According to new clinical data presented at ACC.12 – the 61st Annual Scientific Session & Expo of the American College of Cardiology (ACC) – the Resolute drug-eluting stent (DES) from Medtronic maintains a powerful and persistent treatment effect for a wide variety of patients with coronary artery disease, including those with diabetes mellitus, through two years of follow-up.
The latest data on this novel heart stent, which received approval from the FDA in February 2012 with a first-of-its-kind indication for the treatment of coronary artery disease in patients with diabetes, come from the RESOLUTE US clinical study and two pooled analyses of the entire Resolute clinical programme – one on safety measures for all patients (RESOLUTE Pooled Safety), the other for all patients with diabetes (RESOLUTE Pooled Diabetes).
Highlights of the two-year data include low rates of target lesion failure, target lesion revascularisation and definite/probable stent thrombosis. Laura Mauri, Harvard Clinical Research Institute and Brigham and Women’s Hospital in Boston, presented the two-year results from RESOLUTE US; Jorge Belardi, Cardiovascular Institute of Buenos Aires, Argentina, the two-year update for RESOLUTE Pooled Safety; and Alan Yeung, of the Stanford University School of Medicine in Palo Alto, the two-year update for RESOLUTE Pooled Diabetes.

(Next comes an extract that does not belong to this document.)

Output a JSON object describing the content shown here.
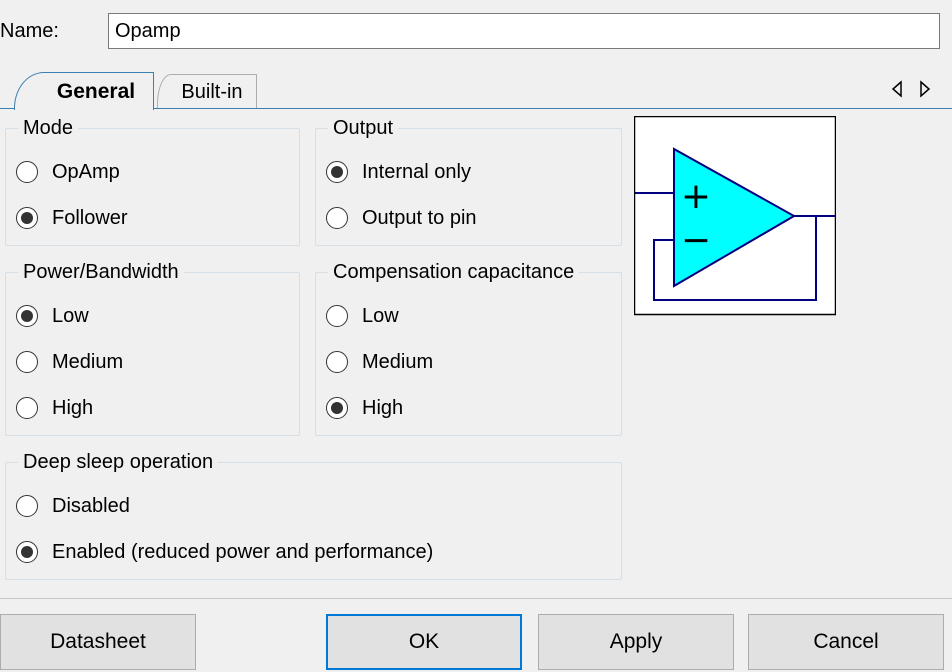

“What is particularly striking about the two-year outcomes from the Resolute clinical programme is the device’s consistently strong performance and low event rates in such a wide variety and high number of patients,” explained Mauri, a national co-principal investigator of RESOLUTE US like Yeung and Martin Leon, of the Cardiovascular Research Foundation and NewYork-Presbyterian Hospital/Columbia University Medical Center in New York. “The Resolute DES yields excellent outcomes in patients with and without diabetes mellitus, and that’s a factor of significant clinical relevance given the large number of diabetes patients that undergo percutaneous coronary intervention each year. Its safety and efficacy data at two years of patient follow-up continue to impress.”
RESOLUTE US
RESOLUTE US enrolled 1,402 patients across 128 US-based clinical trial sites. The two-year results among 1,359 patients include low rates of target lesion failure (7.3%), clinically-driven target lesion revascularisation (4.3%), and definite/probable stent thrombosis (0.2%).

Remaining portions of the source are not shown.